A request for comments (RFC) patch series sent out this week for the Linux kernel is working on the notion of Virtual Swap Space support. The notion of Virtual Swap Space has been talked about for years and even going back to 2011 there’s been efforts to redesign the kernel’s swap cache along similar lines.
This latest work on Virtual Swap Space for Linux was posted by open-source developer Nhat Pham and is currently deemed a prototype implementation. With this new code the focus is on decoupling Zswap from the backing swap file as well as simplifying/optimizing Swapoff behavior. Additionally, this code could help out for scenarios around multi-tier swapping, swapfile compaction, and other functionality.
Nhat Pham explains of this work on Virtual Swap Space for Linux:
“This RFC implements the virtual swap space idea, based on Yosry’s proposals at LSFMMBPF 2023, as well as valuable
inputs from Johannes Weiner. The same idea (with different implementation details) has been floated by Rik van Riel since at least
2011.The code attached to this RFC is purely a prototype. It is not 100% merge-ready. I do, however, want to show people this prototype/RFC, including all the bells and whistles and a couple of actual use cases, so that folks can see what the end results will look like, and give me early feedback :)
I. Motivation
Currently, when an anon page is swapped out, a slot in a backing swap device is allocated and stored in the page table entries that refer to the original page. This slot is also used as the “key” to find the swapped out content, as well as the index to swap data structures, such as the swap cache, or the swap cgroup mapping. Tying a swap entry to its backing slot in this way is performant and efficient when swap is purely just disk space, and swapoff is rare.
However, the advent of many swap optimizations has exposed major drawbacks of this design. The first problem is that we occupy a physical slot in the swap space, even for pages that are NEVER expected to hit the disk: pages compressed and stored in the zswap pool, zero-filled pages, or pages rejected by both of these optimizations when zswap writeback is disabled. This is the arguably central shortcoming of zswap:
* In deployments when no disk space can be afforded for swap (such as mobile and embedded devices), users cannot adopt zswap, and are forced to use zram. This is confusing for users, and creates extra burdens for developers, having to develop and maintain similar features for two separate swap backends (writeback, cgroup charging, THP support, etc.).
* Resource-wise, it is hugely wasteful in terms of disk usage, and limits the memory saving potentials of these optimizations by the static size of the swapfile, especially in high memory systems that can have up to terabytes worth of memory. It also creates significant challenges for users who rely on swap utilization as an early OOM signal.
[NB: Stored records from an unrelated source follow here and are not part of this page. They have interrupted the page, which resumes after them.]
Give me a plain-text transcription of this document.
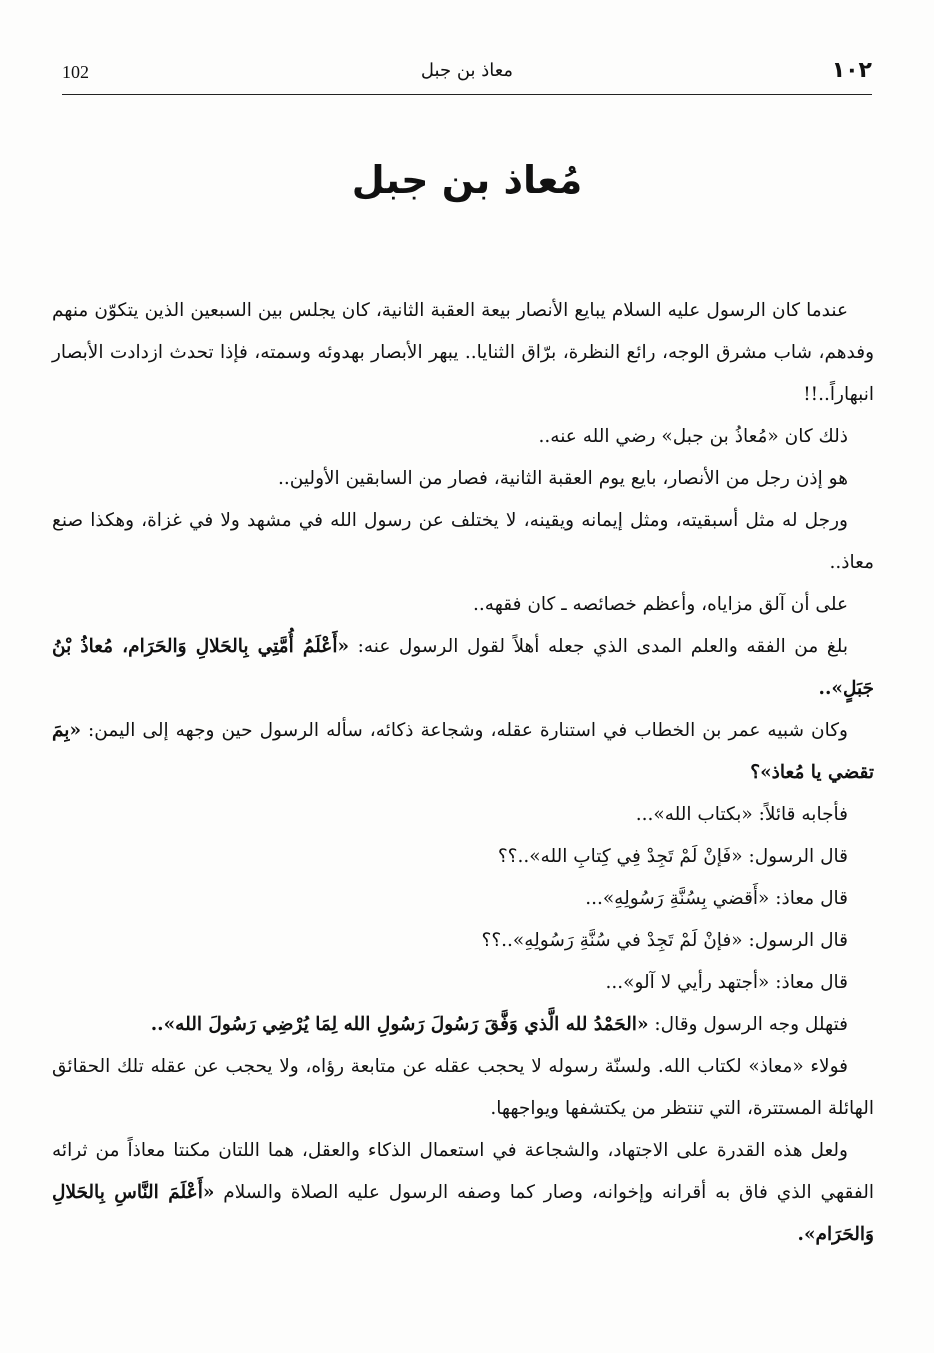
١٠٢
معاذ بن جبل
102
مُعاذ بن جبل

عندما كان الرسول عليه السلام يبايع الأنصار بيعة العقبة الثانية، كان يجلس بين السبعين الذين يتكوّن منهم وفدهم، شاب مشرق الوجه، رائع النظرة، برّاق الثنايا.. يبهر الأبصار بهدوئه وسمته، فإذا تحدث ازدادت الأبصار انبهاراً..!!

ذلك كان «مُعاذُ بن جبل» رضي الله عنه..

هو إذن رجل من الأنصار، بايع يوم العقبة الثانية، فصار من السابقين الأولين..

ورجل له مثل أسبقيته، ومثل إيمانه ويقينه، لا يختلف عن رسول الله في مشهد ولا في غزاة، وهكذا صنع معاذ..

على أن آلق مزاياه، وأعظم خصائصه ـ كان فقهه..

بلغ من الفقه والعلم المدى الذي جعله أهلاً لقول الرسول عنه: «أَعْلَمُ أُمَّتِي بِالحَلالِ وَالحَرَام، مُعاذُ بْنُ جَبَلٍ»..

وكان شبيه عمر بن الخطاب في استنارة عقله، وشجاعة ذكائه، سأله الرسول حين وجهه إلى اليمن: «بِمَ تقضي يا مُعاذ»؟

فأجابه قائلاً: «بكتاب الله»...

قال الرسول: «فَإنْ لَمْ تَجِدْ فِي كِتابِ الله»..؟؟

قال معاذ: «أَقضي بِسُنَّةِ رَسُولِهِ»...

قال الرسول: «فإنْ لَمْ تَجِدْ في سُنَّةِ رَسُولِهِ»..؟؟

قال معاذ: «أجتهد رأيي لا آلو»...

فتهلل وجه الرسول وقال: «الحَمْدُ لله الَّذي وَفَّقَ رَسُولَ رَسُولِ الله لِمَا يُرْضِي رَسُولَ الله»..

فولاء «معاذ» لكتاب الله. ولسنّة رسوله لا يحجب عقله عن متابعة رؤاه، ولا يحجب عن عقله تلك الحقائق الهائلة المستترة، التي تنتظر من يكتشفها ويواجهها.

ولعل هذه القدرة على الاجتهاد، والشجاعة في استعمال الذكاء والعقل، هما اللتان مكنتا معاذاً من ثرائه الفقهي الذي فاق به أقرانه وإخوانه، وصار كما وصفه الرسول عليه الصلاة والسلام «أَعْلَمَ النَّاسِ بِالحَلالِ وَالحَرَام».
Another motivation for a swap redesign is to simplify swapoff, which is complicated and expensive in the current design. Tight coupling between a swap entry and its backing storage means that it requires a whole page table walk to update all the page table entries that refer to this swap entry, as well as updating all the associated swap data structures (swap cache, etc.).
…
This design allows us to:
* Decouple zswap (and zeromapped swap entry) from backing swapfile: simply associate the virtual swap slot with one of the supported backends: a zswap entry, a zero-filled swap page, a slot on the swapfile, or an in-memory page.* Simplify and optimize swapoff: we only have to fault the page in and have the virtual swap slot points to the page instead of the on-disk physical swap slot. No need to perform any page table walking.
…
Other than decoupling swap backends and optimizing swapoff, this new design allows us to implement the following more easily and efficiently:* Multi-tier swapping, with transparent transferring (promotion/demotion) of pages across tiers. Similar to swapoff, with the old design we would need to perform the expensive page table walk.
* Swapfile compaction to alleviate fragmentation (as proposed by Ying Huang).
* Mixed backing THP swapin: Once you have pinned down the backing store of THPs, then you can dispatch each range of subpages to appropriate swapin handle.
* Swapping a folio out with discontiguous physical swap slots”
Those wanting to learn more about this prototype work on Virtual Swap Space for Linux can see this RFC patch series for all the details.